Being A Role Model Is Hard

Being a good role model is so hard.  No yelling.  No cursing.

“Damnit, Cooper!” I yelled at the dog who had just knocked my coffee cup spilling hot coffee all over my lap.  I did this in front of my son who I am constantly reminding that yelling is not how we solve problems.  The cursing was just an added bonus.

I did catch myself.   I took a deep breath and said, “It’s no big deal.  I’ll just get a towel and wipe it up.”  I took my scalded lap to the laundry room and got a towel. As I was wiping up coffee from the floor where my son was sitting at the computer, I tried to use this as a teaching moment about human nature and admitting mistakes.  “Hudson, I’m sorry I yelled.  I shouldn’t have done that.  It’s not a big deal and I should have just got a towel.  See, everyone messes up sometimes.”

Crisis everted.  Parenting credentials left in tact.  Until my daughter cursed in the middle of Barnes & Noble later that day.  Well, shit.

We had just come from the children’s section.  They had each picked out one book. Hudson had wanted a journal like Morris Lessmore in “The Fantastic Flying Books of Morris Lessmore” and we got that too.  We had just wandered into the learning section and were picking out some Kumon books for them both.  So far I’m sounding pretty good, right?  Wait for it…
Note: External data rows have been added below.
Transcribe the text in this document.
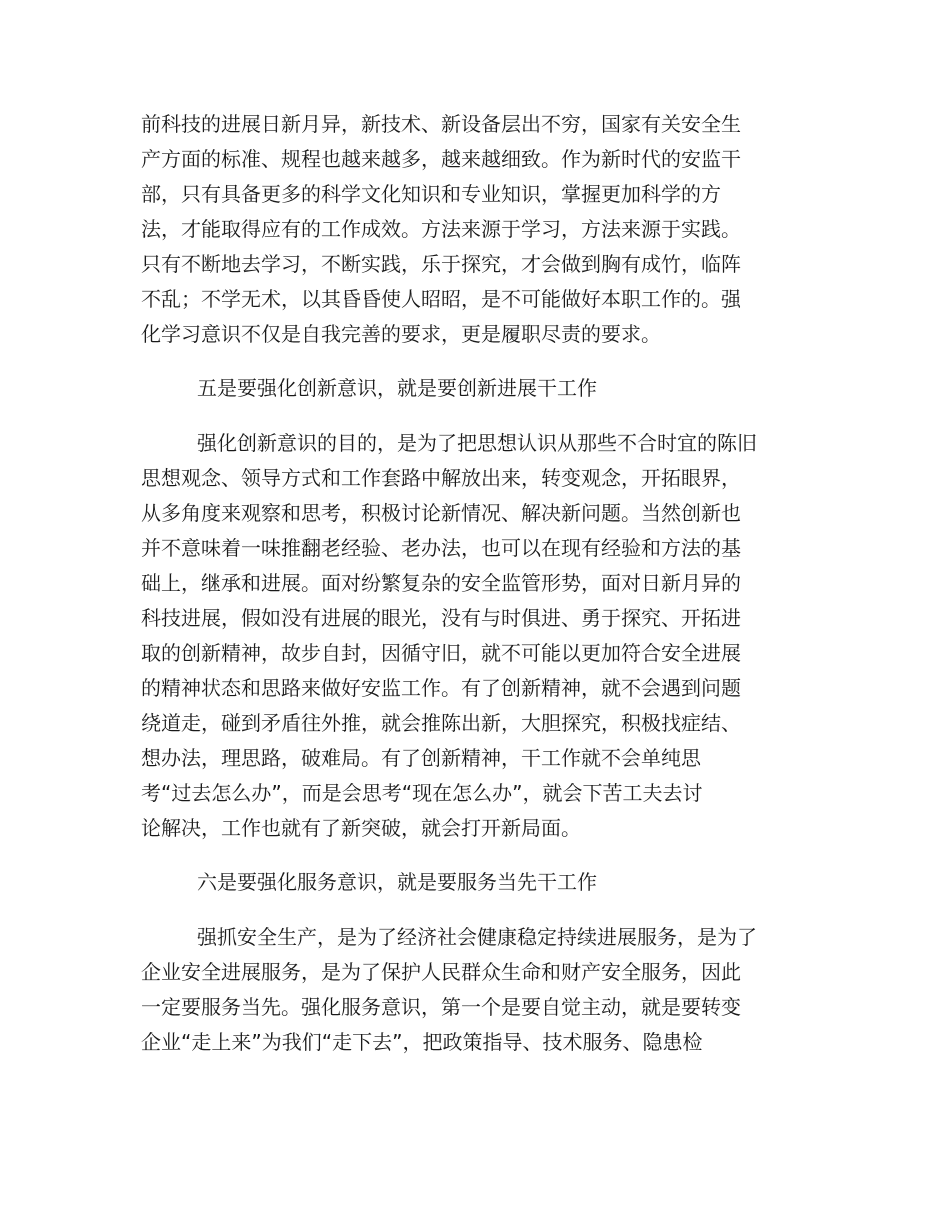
前科技的进展日新月异，新技术、新设备层出不穷，国家有关安全生
产方面的标准、规程也越来越多，越来越细致。作为新时代的安监干
部，只有具备更多的科学文化知识和专业知识，掌握更加科学的方
法，才能取得应有的工作成效。方法来源于学习，方法来源于实践。
只有不断地去学习，不断实践，乐于探究，才会做到胸有成竹，临阵
不乱；不学无术，以其昏昏使人昭昭，是不可能做好本职工作的。强
化学习意识不仅是自我完善的要求，更是履职尽责的要求。
五是要强化创新意识，就是要创新进展干工作
强化创新意识的目的，是为了把思想认识从那些不合时宜的陈旧
思想观念、领导方式和工作套路中解放出来，转变观念，开拓眼界，
从多角度来观察和思考，积极讨论新情况、解决新问题。当然创新也
并不意味着一味推翻老经验、老办法，也可以在现有经验和方法的基
础上，继承和进展。面对纷繁复杂的安全监管形势，面对日新月异的
科技进展，假如没有进展的眼光，没有与时俱进、勇于探究、开拓进
取的创新精神，故步自封，因循守旧，就不可能以更加符合安全进展
的精神状态和思路来做好安监工作。有了创新精神，就不会遇到问题
绕道走，碰到矛盾往外推，就会推陈出新，大胆探究，积极找症结、
想办法，理思路，破难局。有了创新精神，干工作就不会单纯思
考“过去怎么办”，而是会思考“现在怎么办”，就会下苦工夫去讨
论解决，工作也就有了新突破，就会打开新局面。
六是要强化服务意识，就是要服务当先干工作
强抓安全生产，是为了经济社会健康稳定持续进展服务，是为了
企业安全进展服务，是为了保护人民群众生命和财产安全服务，因此
一定要服务当先。强化服务意识，第一个是要自觉主动，就是要转变
企业“走上来”为我们“走下去”，把政策指导、技术服务、隐患检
“Damnit!” yelled Kenzie in her high pitched voice as she dropped the book she was carrying.
“Kenzie, that is not a nice word!  Do not use that word!”
“Ok, Momma.”

We walked to the next aisle.

“Damnit!” as she dropped her book again.  This time there were two ladies in the aisle with us and I felt the blood rush to my face.
“Kenzie, stop saying that word.”
“What word is she saying?” asked Hudson.
“It’s just not a nice word.”
“It’s not a nice word?  What word is she saying?”
“Hudson, I’m not going to repeat it.  It’s just not nice.”
“DAMNIT!” said Kenzie dropping her book for the third time.
“Damnit, Kenzie!” So no, I didn’t really say that.  I thought it.  In my head, I thought it, but I didn’t say it.  I conjured up some zen and said through clenched teeth, “Stop. Saying. That. Word.”  Then we quickly proceeded to the check-out and got the hell out of there.

I try to be good role model.  I really do try.  But sometimes it’s so hard, damnit.